Es ist ein alter Scherz zwischen ihnen. Der Vorsitzende lacht ein wenig, und Schadrach bringt ein süßsäuerliches Lächeln zustande.

»Kräftig, ausgeruht, mit einem etwas niedrigen Blutzuckerspiegel, aber im allgemeinen wie erwartet«, antwortet er gewissenhaft. »Warhaftig erwartet Sie bereits. Er möchte Sie um neun im Operationssaal haben.«

»Dies wird meine vierte Leber sein.«

»Ihre dritte, Vorsitzender«, sagt Schadrach. »Ich habe die Unterlagen durchgesehen. Die erste Verpflanzung war 2005, die zweite 2010 und nun…«

»Sie haben vergessen, Doktor, daß ich mit einer Leber geboren wurde. Die sollten wir mitzählen. Schließlich bin ich auch nur ein Mensch, nicht wahr? Wir sollten die Organe nicht vergessen, mit denen ich geboren wurde.« Die schweren Lider heben sich ein wenig, und ein Blick durchbohrt Schadrach. Ja, auch nur ein Mensch: man muß immer versuchen, sich das zu vergegenwärtigen. Der Vorsitzende ist auch nur ein Mensch, obwohl seine Bauchspeicheldrüse eine winzige Plastikscheibe ist und sein Herz ständig von einem elektrischen Schrittmacher angespornt wird; obwohl seine Nieren in fremden Körpern gewachsen sind, und seine Milz, die Hornhäute der Augen, Speiseröhre, Brustdrüse, Herzschlagader, Magen und — ja, er ist zweifellos menschlich, aber manchmal fällt es schwer, daran zu glauben. Und manchmal, wenn man in diese unwiderstehlichen, undurchdringlichen Augen blickt, sieht man nicht das göttliche Blitzen höchster Autorität, sondern etwas anderes, einen trüben Ausdruck von Müdigkeit oder vielleicht Überdruß, einen Ausdruck, der zugleich Todessehnsucht und Todesfurcht zu enthalten scheint.
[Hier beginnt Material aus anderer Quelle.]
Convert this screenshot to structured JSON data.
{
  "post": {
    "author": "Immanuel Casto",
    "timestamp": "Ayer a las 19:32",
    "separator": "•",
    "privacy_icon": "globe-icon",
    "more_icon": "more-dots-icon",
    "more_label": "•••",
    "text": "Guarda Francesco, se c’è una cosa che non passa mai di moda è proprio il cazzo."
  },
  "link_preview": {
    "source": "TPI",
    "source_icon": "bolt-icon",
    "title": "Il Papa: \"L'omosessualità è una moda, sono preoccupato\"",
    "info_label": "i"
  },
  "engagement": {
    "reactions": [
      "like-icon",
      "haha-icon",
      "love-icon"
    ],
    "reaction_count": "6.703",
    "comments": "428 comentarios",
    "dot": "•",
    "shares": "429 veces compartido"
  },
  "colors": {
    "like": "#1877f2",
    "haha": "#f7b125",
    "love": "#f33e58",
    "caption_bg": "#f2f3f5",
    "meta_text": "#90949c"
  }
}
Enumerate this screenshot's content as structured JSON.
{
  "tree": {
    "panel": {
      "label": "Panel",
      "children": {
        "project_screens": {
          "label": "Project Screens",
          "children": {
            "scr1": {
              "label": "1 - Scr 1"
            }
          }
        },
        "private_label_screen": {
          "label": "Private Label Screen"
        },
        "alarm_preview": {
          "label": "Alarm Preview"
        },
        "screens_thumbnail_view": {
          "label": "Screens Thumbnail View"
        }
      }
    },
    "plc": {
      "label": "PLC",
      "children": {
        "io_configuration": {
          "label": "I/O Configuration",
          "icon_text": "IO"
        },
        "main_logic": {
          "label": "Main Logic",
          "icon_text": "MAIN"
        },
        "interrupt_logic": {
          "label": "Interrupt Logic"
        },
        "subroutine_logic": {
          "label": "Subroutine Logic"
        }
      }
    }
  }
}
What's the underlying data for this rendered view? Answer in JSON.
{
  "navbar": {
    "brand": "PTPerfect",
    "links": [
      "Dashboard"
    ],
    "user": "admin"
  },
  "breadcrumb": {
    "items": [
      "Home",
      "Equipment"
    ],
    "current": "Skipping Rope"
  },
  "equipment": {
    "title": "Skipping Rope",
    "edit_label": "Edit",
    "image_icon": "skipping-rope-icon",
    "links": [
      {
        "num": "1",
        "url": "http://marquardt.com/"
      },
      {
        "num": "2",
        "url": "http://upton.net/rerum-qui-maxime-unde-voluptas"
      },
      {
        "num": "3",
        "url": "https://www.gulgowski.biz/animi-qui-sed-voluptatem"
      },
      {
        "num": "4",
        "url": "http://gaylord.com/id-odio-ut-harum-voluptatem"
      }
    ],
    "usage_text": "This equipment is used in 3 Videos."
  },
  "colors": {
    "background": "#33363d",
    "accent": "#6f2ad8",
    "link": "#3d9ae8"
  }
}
Dschingis Khan II. Mao ist von Todesgedanken geplagt, die er nur seinem Leibarzt anvertraut und das selten. Nach neun Jahrzehnten klammert er sich so verzweifelt ans Leben, daß er jede körperliche Qual auf sich zu nehmen bereit ist, um damit einen weiteren Monat, ein weiteres Jahr Lebenszeit zu erkaufen. Er lebt in einer schrecklichen Furcht vor dem Sterben, aber er ist gleichzeitig vom Tod fasziniert, besessen von der Vorstellung des Auslöschens, das er ständig vertagt. Schadrach hat ihn von der ›Reinheit des Seins‹ sprechen hören. Vom Kommen des süßen Todes will er nichts wissen, gleichwohl genießt er die verlockende Süßigkeit des Gedankens daran noch im schaudernden Sichabwenden. Schadrach argwöhnt, daß nur ein solcher Mann den Wunsch verspüren kann, sich zum Herren über das zu machen, was aus dieser Welt geworden ist. Aber wie kann der alte Mann, wenn er träumerisch über der zarten Schönheit des Todes brütet, dieses unstillbare Verlangen nach ewigem Leben haben?

»Kommen Sie um neun zu mir«, sagt der Vorsitzende.

Schadrach nickt der erloschenen Mattscheibe zu.